The learning parameters at the bottom of a metric control the learning process that is being used during the build process. Pose and trajectory fragments are stored in the runtime asset in a highly compressed format which is uses a combination of principal component analysis, k-means clustering and PQ encoding. The settings in this section only control the clustering portion of the learning process.
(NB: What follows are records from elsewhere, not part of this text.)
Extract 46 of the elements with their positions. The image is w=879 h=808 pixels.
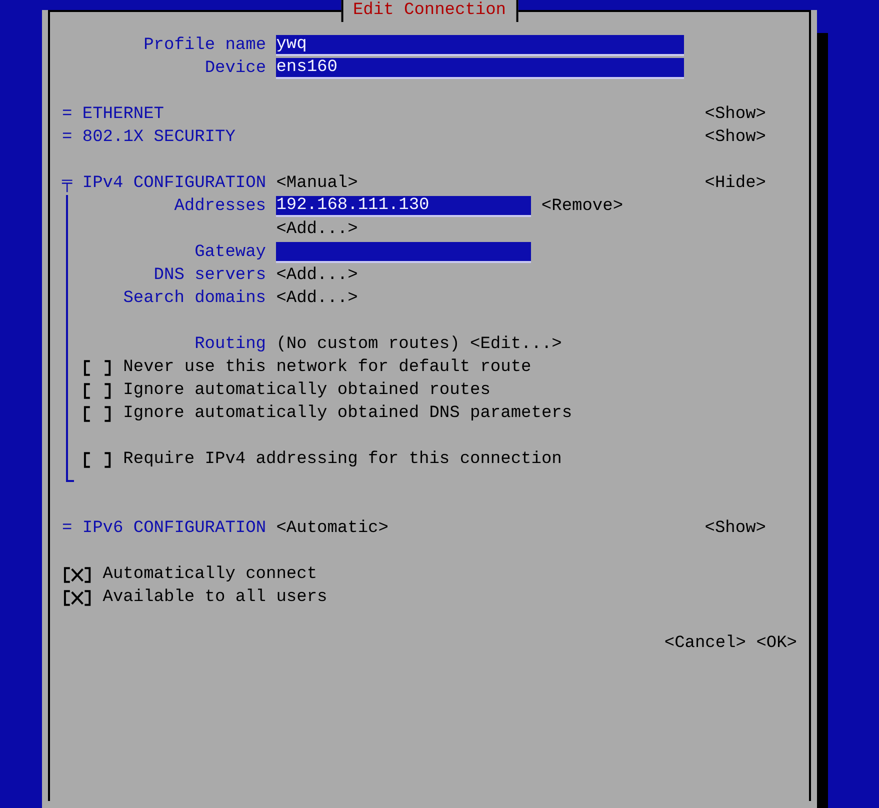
add-button[interactable]: <Add...> — [276, 218, 358, 241]
section-toggle-button[interactable]: <Show> — [704, 126, 766, 149]
text-field[interactable] — [276, 242, 532, 263]
field-label: Device — [204, 59, 266, 78]
field-label: Search domains — [122, 289, 266, 308]
section-marker: = — [62, 104, 74, 126]
checkbox[interactable] — [62, 566, 93, 582]
field-label: DNS servers — [152, 266, 266, 285]
checkbox-label: Never use this network for default route — [123, 358, 532, 377]
edit-button[interactable]: <Edit...> — [470, 333, 562, 356]
section-title: IPv6 CONFIGURATION — [82, 519, 266, 538]
section-marker: ╤ — [62, 173, 74, 195]
dialog-button[interactable]: <Cancel> — [664, 632, 746, 655]
text-field[interactable]: 192.168.111.130 — [276, 196, 532, 217]
remove-button[interactable]: <Remove> — [541, 195, 624, 218]
checkbox-label: Ignore automatically obtained DNS parameters — [123, 404, 572, 423]
field-label: Profile name — [142, 36, 266, 55]
checkbox[interactable] — [62, 590, 93, 606]
text-field[interactable]: ywq — [276, 35, 684, 56]
section-marker: = — [62, 127, 74, 149]
checkbox-label: Require IPv4 addressing for this connection — [123, 450, 562, 469]
section-toggle-button[interactable]: <Show> — [704, 103, 766, 126]
text-field[interactable]: ens160 — [276, 58, 684, 79]
add-button[interactable]: <Add...> — [276, 287, 358, 310]
checkbox[interactable] — [82, 452, 113, 468]
field-label: Addresses — [173, 197, 266, 216]
checkbox-label: Ignore automatically obtained routes — [123, 381, 490, 400]
section-title: IPv4 CONFIGURATION — [82, 174, 266, 193]
add-button[interactable]: <Add...> — [276, 264, 358, 287]
section-toggle-button[interactable]: <Hide> — [704, 172, 766, 195]
checkbox-label: Automatically connect — [102, 565, 318, 584]
mode-dropdown[interactable]: <Automatic> — [276, 517, 388, 540]
field-label: Gateway — [194, 243, 266, 262]
checkbox[interactable] — [82, 406, 113, 422]
routing-status: (No custom routes) — [276, 335, 460, 354]
section-toggle-button[interactable]: <Show> — [704, 517, 766, 540]
section-title: 802.1X SECURITY — [82, 128, 236, 147]
section-title: ETHERNET — [82, 105, 164, 124]
checkbox[interactable] — [82, 360, 113, 376]
field-label: Routing — [194, 335, 266, 354]
section-marker: = — [62, 518, 74, 540]
dialog-button[interactable]: <OK> — [756, 632, 797, 655]
window-title: Edit Connection — [340, 0, 518, 22]
mode-dropdown[interactable]: <Manual> — [276, 172, 358, 195]
checkbox-label: Available to all users — [102, 588, 328, 607]
checkbox[interactable] — [82, 382, 113, 398]
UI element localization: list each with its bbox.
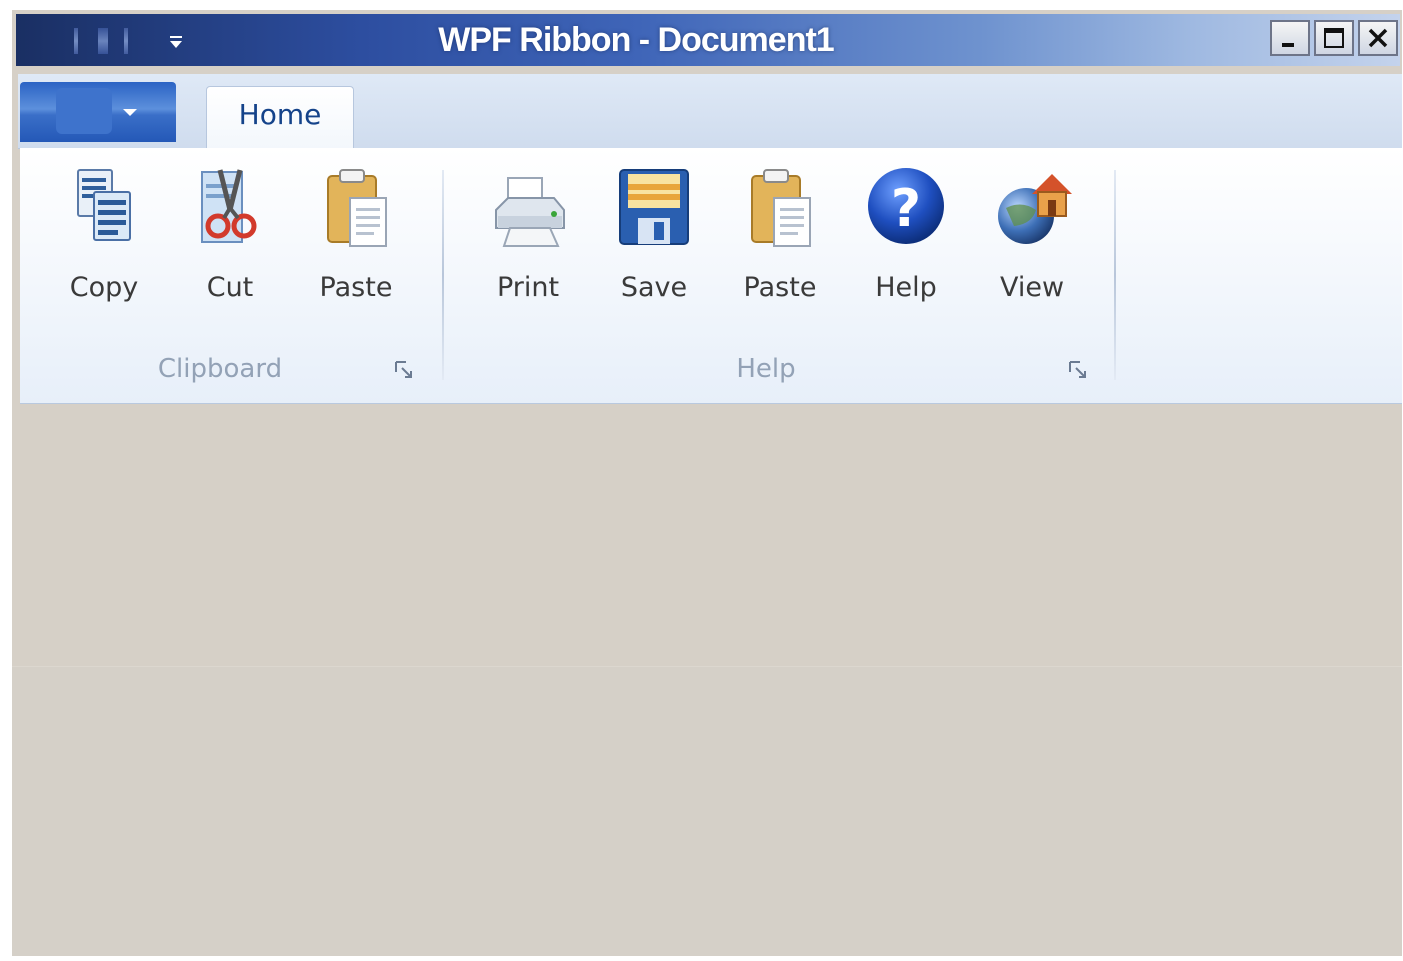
group-label-help: Help <box>736 354 796 384</box>
help-dialog-launcher-icon[interactable] <box>1068 360 1088 380</box>
maximize-icon <box>1324 28 1344 48</box>
scissors-icon <box>201 169 257 243</box>
window-title: WPF Ribbon - Document1 <box>438 21 834 59</box>
floppy-disk-icon <box>619 169 689 245</box>
ribbon-tab-row: Home <box>18 74 1402 149</box>
minimize-icon <box>1282 43 1294 47</box>
close-button[interactable] <box>1358 20 1398 56</box>
application-menu-button[interactable] <box>20 82 176 142</box>
chevron-down-icon <box>118 100 142 124</box>
copy-button[interactable]: Copy <box>54 164 154 314</box>
group-label-clipboard: Clipboard <box>157 354 283 384</box>
view-label: View <box>999 272 1065 303</box>
paste-button[interactable]: Paste <box>730 164 830 314</box>
ribbon-panel: Copy Cut Paste Clipboard Print Save Past… <box>20 148 1402 404</box>
copy-label: Copy <box>69 272 139 303</box>
printer-icon <box>495 177 565 247</box>
document-content-lower <box>12 666 1402 956</box>
tab-home[interactable]: Home <box>206 86 354 148</box>
cut-button[interactable]: Cut <box>180 164 280 314</box>
paste-label: Paste <box>319 272 393 303</box>
globe-house-icon <box>998 174 1072 244</box>
application-window: WPF Ribbon - Document1 Home Copy Cut Pas… <box>12 10 1402 956</box>
window-controls <box>1266 20 1398 62</box>
print-label: Print <box>496 272 560 303</box>
close-icon <box>1368 28 1388 48</box>
help-question-icon: ? <box>868 168 944 244</box>
paste-button[interactable]: Paste <box>306 164 406 314</box>
view-button[interactable]: View <box>982 164 1082 314</box>
print-button[interactable]: Print <box>478 164 578 314</box>
maximize-button[interactable] <box>1314 20 1354 56</box>
document-content-area[interactable] <box>12 404 1402 956</box>
app-menu-icon <box>56 88 112 134</box>
save-button[interactable]: Save <box>604 164 704 314</box>
clipboard-icon <box>751 169 811 247</box>
clipboard-dialog-launcher-icon[interactable] <box>394 360 414 380</box>
cut-label: Cut <box>206 272 254 303</box>
group-separator <box>1114 170 1116 380</box>
title-bar[interactable]: WPF Ribbon - Document1 <box>16 14 1400 66</box>
group-separator <box>442 170 444 380</box>
copy-icon <box>77 169 131 241</box>
ribbon-group-help: Print Save Paste ? Help View Help <box>446 148 1112 403</box>
save-label: Save <box>620 272 688 303</box>
minimize-button[interactable] <box>1270 20 1310 56</box>
paste-label: Paste <box>743 272 817 303</box>
svg-text:?: ? <box>891 179 921 239</box>
help-button[interactable]: ? Help <box>856 164 956 314</box>
clipboard-icon <box>327 169 387 247</box>
ribbon-group-clipboard: Copy Cut Paste Clipboard <box>20 148 440 403</box>
help-label: Help <box>875 272 937 303</box>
Num Attempts - Since k-means clustering is a stochastic process we can execute multiple attempts to arrive at a good solution. Usually the first attempt yields a good result, but in case the data contains a high variation multiple attempts might be required. As a general rule of thumb, start with a value of 1 and increase if required or separate the data included in this metric across multiple metrics. The higher the number, the more time will be required during the learning step.
Num Iterations - Specifies the number of iterations for k-means clustering. The higher the number of iterations, the more accurate the result. Again, as a rule of thumb, start with a low number of and increase if required. The higher the number, the more time will be required during the learning step.
Minimum/Maxiumum Number Samples - Denotes the number of random samples drawn from the data set, i.e. from the set of fragments covered by this metric. Too few samples will reduce the overall accuracy and therefore the quality of the matching quality; too many samples will increase the time spend during the learning step. Again, start the the default numbers and adjust if necessary. If the matching result does not meet the desired quality it is generally better to split the data into multiple metrics.

Gloabl Asset Settings

Destination Avatar - Avatar that defines the structure of the animation rig that is to be used for animation clip sampling.
Time Horizon - Global duration that affects trajectory prediction and trajectory fragment generation. The time horizon is measured in seconds and should be long enough to be able to reason about movements. Most bipedal movements cover a range of roughly 1 second - think of elaborate plant-and-turn movements or any movement that requires some time to perform. The time horizon should be just long enough to cover such movements. The longer the time horizon, the more difficult it becomes to reason about a single movement since movements start to "bleed" into each other as the time horizon increases. As a general rule of thumb, start with a short time horizon and increase if the necessary.
Sample Rate - Global sampling rate that will be used during the asset build process in order to re-sample the referenced animation clips to ensure a consistent sampling rate across multiple disjoint animation clips.